The art of acupuncture and then acupressure is based on the idea that our body is an energy system. This energy know as Chi or Qi (pronounced Chee) flows throughout the body on 14 separate pathways known as the meridian lines.
Western medicine argues that these lines do not exist. And, indeed you can neither see nor measure them. Experiments have demonstrated that the human ''machinery'' runs on an electrical current of between 50-100 au, or microapmeres, which measures to be one-millionth that of normal household current.
It is believed that during times of pain or dysfunction the Qi becomes stagnant or non-free flowing. The trained acupuncturist, after taking a lengthy history and examining the patient thoroughly, will then stimulate one or more key acupoints on the body that will restore the flow of the Qi and bring harmony and health.
As for acupressure, anyone can successfully use it. There are literally thousands of acupressure points on the ears, hands, head, face and feet which are best suited for acupressure. Acupressure points that need stimulating will be sore to the touch. After locating a tender spot, hold steady moderately-deep pressure with the pad of your thumb or index finder for 20-30 seconds, the release and gently massage the area. If some relief is achieved, you've found the correct point. If not, try another. The procedure can be repeated 1-2 more times.
Here are some common points I use for myself and my clients:
Sinus problems: Apply pressure simultaneously on both sides at the base of the nostrils. You should feel a relief of headache, pressure or possibly the nose will run.
Insomnia: Apply pressure on the inside of the wrist at the base of the hand, on the side of the little finger.
Sciatica: Apply pressure just below and on the outside of the knee.

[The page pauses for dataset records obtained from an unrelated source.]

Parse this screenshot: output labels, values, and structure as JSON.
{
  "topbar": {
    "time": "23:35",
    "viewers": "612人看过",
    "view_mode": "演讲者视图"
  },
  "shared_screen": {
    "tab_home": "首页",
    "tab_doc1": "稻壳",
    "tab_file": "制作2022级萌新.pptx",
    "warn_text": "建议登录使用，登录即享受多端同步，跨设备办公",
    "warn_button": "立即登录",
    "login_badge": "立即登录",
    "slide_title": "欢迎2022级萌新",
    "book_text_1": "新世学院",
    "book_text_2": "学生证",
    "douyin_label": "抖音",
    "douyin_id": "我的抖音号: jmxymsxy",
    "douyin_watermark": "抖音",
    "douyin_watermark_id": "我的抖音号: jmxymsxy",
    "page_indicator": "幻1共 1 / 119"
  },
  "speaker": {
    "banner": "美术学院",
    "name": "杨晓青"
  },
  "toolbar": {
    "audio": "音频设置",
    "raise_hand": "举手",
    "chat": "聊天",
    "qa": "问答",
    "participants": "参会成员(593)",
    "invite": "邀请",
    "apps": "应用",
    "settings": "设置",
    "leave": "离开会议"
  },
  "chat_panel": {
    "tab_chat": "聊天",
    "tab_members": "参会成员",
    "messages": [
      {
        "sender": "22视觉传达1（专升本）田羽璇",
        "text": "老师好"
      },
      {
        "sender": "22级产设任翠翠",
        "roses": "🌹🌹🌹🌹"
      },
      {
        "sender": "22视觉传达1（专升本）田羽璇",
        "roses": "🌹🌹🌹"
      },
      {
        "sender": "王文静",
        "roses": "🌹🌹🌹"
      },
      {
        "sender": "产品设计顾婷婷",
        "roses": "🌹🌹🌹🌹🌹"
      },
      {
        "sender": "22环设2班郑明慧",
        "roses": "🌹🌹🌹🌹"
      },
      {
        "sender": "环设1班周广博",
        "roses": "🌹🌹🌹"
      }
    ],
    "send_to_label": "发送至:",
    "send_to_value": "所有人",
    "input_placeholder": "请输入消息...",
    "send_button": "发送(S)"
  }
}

Indigestion: This point known as the ''Grandfather Grandson'' is on the inside arch of the foot about midway between the big toe and the heel. Or, apply pressure in the lower center of the palm between the muscle at the base of the thumb and the muscle at the base of the little finger -- where the palm lines converge.
Carpal tunnel syndrome: Apply pressure in the center of the palm.
Remember, when using these techniques, the area in question will usually be sore to very tender; let that be your guide. Overuse of these techniques or too much pressure can cause more soreness or trauma. So use them but don't abuse them!